3. PVC pipe holding. This game is a little different. We are using 3/4" PVC pipe and asking the puppy to hold it. It's a bit of a difficult game since it takes a long time to teach.They get a treat everytime they hold the pipe and don't mouth it or drop it. They don't like holding the pipe because it isn't fun or tasty or interesting. The goal is getting the puppy to not have a hard mouth with a bird. The second goal is for a service dog to want to pick up a object like a remote control and not destroy it. 

Any other ideas for a 6 month old puppy? Lucy is doing well in hunt class. This afternoon we are off to a Fun Match to see how her show dog training is paying off.


----------



## hollyk (Feb 21, 2009)

I think Pat Nolan's site might have what your looking for.


----------



## sterregold (Dec 9, 2009)

Carol Cassity's books also have some good activities for younger dogs.
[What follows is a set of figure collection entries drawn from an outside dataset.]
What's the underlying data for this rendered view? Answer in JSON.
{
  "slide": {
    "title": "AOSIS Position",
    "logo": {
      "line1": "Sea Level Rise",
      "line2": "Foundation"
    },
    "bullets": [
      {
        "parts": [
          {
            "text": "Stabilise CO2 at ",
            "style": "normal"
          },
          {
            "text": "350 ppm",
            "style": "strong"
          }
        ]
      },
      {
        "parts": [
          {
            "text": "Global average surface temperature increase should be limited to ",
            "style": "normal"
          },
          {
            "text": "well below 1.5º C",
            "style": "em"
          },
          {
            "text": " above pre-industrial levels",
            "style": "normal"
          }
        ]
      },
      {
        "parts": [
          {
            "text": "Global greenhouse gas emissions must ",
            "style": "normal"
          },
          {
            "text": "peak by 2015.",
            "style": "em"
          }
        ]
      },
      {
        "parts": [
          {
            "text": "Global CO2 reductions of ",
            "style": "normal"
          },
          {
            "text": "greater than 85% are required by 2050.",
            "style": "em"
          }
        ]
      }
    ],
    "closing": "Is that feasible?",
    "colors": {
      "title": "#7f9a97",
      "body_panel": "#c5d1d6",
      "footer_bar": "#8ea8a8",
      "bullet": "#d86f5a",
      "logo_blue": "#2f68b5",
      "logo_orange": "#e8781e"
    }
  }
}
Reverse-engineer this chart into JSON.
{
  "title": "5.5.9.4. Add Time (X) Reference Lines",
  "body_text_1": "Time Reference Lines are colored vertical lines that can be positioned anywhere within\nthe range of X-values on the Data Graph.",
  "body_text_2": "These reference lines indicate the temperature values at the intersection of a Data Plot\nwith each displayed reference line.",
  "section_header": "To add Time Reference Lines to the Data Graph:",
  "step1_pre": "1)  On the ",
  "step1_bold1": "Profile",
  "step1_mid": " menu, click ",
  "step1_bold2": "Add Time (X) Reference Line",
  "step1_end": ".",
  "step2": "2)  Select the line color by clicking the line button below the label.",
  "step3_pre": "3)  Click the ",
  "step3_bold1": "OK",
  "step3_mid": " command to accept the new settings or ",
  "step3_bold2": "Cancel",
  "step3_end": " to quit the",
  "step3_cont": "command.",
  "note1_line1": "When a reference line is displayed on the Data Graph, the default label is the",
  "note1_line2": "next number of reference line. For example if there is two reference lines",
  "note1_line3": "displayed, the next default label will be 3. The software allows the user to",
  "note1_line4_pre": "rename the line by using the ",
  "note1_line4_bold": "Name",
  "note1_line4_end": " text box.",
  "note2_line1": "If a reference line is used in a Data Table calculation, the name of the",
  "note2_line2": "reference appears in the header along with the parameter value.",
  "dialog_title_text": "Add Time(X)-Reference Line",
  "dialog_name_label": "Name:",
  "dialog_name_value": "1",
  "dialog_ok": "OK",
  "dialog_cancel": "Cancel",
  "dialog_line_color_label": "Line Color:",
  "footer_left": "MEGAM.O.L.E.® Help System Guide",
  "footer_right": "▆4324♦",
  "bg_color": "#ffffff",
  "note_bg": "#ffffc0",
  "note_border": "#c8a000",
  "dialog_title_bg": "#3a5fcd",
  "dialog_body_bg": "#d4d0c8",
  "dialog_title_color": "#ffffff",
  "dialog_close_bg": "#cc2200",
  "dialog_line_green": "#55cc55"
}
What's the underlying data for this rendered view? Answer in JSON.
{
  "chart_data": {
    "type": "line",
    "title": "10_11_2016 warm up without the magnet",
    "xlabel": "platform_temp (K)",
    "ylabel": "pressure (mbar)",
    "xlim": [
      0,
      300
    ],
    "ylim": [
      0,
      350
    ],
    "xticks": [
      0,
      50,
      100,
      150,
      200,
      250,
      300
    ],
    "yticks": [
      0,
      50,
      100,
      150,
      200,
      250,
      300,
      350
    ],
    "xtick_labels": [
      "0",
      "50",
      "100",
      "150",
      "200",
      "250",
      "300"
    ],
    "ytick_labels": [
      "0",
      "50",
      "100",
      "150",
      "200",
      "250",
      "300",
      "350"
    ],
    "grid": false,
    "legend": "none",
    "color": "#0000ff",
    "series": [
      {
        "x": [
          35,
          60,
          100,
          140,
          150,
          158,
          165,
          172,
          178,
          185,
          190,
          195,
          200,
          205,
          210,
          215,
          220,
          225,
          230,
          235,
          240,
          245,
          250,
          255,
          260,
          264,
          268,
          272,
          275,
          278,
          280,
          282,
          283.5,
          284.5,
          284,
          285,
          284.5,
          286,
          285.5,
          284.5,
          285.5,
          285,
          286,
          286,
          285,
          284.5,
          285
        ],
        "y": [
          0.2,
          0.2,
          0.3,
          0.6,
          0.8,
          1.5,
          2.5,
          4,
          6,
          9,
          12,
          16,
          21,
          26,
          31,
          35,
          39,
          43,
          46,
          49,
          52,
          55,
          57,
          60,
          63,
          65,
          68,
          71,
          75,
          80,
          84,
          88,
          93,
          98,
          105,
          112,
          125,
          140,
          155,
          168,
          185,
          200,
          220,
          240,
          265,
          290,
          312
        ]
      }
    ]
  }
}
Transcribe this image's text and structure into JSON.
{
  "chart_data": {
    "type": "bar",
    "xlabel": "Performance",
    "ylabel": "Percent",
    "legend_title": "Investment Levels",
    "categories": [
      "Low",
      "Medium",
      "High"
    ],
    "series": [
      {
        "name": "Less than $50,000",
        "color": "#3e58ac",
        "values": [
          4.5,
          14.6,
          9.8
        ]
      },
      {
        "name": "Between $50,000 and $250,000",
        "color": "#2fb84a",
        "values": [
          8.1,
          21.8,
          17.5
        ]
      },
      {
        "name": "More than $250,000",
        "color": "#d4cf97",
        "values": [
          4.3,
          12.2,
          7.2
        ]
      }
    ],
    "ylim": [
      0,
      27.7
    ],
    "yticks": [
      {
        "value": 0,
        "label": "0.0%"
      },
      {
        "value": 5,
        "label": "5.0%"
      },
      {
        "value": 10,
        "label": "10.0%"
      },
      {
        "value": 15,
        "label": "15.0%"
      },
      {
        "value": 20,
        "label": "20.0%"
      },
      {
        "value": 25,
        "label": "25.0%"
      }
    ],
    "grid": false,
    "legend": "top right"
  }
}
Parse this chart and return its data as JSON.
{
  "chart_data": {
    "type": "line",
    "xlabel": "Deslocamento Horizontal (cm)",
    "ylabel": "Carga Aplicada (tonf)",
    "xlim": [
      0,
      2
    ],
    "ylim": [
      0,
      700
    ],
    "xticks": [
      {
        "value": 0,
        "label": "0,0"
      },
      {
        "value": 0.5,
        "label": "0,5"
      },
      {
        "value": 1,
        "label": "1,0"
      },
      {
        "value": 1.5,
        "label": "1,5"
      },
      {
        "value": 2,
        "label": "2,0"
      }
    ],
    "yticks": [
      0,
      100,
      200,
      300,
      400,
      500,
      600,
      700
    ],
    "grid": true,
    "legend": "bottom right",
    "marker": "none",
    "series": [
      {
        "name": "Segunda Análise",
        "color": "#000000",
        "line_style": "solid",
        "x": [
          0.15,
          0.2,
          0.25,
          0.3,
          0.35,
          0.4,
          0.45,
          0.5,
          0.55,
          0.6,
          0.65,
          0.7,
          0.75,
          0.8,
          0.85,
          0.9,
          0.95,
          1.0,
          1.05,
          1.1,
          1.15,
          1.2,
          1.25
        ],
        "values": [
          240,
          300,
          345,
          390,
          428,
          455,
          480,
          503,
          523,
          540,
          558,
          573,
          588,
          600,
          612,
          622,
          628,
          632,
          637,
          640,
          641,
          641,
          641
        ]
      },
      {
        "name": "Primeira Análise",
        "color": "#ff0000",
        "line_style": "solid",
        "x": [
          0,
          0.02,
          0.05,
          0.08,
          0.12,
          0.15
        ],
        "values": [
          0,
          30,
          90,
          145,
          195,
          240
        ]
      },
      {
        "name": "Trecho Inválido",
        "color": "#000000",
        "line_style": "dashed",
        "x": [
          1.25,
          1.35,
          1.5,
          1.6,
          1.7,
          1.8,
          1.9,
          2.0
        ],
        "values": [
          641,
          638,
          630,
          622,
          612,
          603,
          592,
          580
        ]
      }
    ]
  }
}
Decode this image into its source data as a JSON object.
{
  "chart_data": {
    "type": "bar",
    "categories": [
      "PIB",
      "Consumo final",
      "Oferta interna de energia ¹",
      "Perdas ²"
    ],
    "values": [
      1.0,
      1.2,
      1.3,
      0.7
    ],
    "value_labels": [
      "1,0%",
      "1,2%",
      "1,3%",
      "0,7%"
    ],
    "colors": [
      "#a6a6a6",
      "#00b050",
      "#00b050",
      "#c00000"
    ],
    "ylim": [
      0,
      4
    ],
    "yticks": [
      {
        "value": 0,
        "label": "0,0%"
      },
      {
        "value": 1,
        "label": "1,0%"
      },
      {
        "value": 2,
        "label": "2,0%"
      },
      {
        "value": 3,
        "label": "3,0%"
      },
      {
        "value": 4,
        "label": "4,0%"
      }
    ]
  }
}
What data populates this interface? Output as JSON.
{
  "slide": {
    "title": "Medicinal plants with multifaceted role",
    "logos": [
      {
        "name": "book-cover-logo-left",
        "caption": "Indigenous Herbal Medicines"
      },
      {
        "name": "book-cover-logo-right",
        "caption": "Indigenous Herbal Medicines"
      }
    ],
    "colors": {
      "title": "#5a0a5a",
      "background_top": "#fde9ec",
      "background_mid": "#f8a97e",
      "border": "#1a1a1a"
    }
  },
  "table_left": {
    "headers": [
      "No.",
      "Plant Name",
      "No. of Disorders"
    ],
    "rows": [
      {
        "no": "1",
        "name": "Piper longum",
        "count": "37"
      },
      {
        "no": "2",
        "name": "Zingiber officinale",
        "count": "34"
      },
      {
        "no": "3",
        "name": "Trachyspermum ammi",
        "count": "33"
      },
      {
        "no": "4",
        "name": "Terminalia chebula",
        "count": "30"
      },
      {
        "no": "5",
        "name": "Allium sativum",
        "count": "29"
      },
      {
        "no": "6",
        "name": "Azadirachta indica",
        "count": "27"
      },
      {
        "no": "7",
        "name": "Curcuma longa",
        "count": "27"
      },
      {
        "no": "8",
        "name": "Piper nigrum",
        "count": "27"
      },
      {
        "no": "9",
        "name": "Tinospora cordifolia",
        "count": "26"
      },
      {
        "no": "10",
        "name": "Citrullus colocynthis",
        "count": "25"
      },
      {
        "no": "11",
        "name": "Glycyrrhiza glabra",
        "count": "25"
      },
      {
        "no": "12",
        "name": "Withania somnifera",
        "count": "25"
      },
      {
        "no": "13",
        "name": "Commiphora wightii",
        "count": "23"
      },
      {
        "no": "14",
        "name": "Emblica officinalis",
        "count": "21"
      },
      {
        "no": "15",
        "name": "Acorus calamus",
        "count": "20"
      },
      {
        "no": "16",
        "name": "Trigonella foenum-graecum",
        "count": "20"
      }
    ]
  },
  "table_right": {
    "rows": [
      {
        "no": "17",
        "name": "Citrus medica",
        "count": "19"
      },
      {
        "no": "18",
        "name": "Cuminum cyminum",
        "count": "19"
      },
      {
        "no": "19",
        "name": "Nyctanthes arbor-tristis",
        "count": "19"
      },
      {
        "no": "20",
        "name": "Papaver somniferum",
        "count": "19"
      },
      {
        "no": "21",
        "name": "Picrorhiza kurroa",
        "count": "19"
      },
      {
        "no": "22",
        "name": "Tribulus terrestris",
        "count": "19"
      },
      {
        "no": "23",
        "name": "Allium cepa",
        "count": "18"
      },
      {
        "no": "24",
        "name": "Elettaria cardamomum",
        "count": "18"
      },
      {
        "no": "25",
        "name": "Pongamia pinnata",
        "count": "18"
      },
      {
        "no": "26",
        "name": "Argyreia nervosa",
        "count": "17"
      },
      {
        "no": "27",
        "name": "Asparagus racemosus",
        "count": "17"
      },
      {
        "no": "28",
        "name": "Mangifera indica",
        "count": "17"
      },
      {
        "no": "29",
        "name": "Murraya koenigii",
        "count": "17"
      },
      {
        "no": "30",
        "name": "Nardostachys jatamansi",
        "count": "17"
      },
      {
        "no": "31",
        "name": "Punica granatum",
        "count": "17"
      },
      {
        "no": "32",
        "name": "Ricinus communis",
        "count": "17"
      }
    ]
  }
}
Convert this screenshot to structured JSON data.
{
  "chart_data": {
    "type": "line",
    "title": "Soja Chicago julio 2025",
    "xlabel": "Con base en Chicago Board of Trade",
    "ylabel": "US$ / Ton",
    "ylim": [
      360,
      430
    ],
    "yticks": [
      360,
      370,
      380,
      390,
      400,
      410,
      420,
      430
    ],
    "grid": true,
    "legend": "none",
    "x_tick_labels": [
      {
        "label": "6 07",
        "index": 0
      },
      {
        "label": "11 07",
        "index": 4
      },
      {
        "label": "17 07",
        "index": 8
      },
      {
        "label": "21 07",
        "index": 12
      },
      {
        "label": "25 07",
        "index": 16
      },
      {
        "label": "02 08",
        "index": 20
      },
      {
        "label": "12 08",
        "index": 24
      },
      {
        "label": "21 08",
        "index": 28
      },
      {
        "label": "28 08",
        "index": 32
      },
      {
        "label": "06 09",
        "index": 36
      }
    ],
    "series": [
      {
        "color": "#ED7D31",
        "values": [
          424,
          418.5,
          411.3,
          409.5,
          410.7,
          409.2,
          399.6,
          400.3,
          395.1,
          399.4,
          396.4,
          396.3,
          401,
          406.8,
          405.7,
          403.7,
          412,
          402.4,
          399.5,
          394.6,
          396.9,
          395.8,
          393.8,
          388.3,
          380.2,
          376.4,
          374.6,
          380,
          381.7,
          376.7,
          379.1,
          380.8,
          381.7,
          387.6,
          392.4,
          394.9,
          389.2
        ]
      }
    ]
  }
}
Drills for the Retriever Hunt Test Enthusiast 
By Carol Cassity

This soft cover book contains various drills that can be used by entry level dogs as well as advanced dogs for improvement in the field.

Building A Retriever: Drills & More
By Carol Cassity builds on her first book, "Drills for the Retriever Hunt Test Enthusiast".

This soft-cover book is good for both entry level dogs as well as for those who are more advanced in field work. It offers drills which can be varied due to the level of the dog from beginner through master hunter level.


----------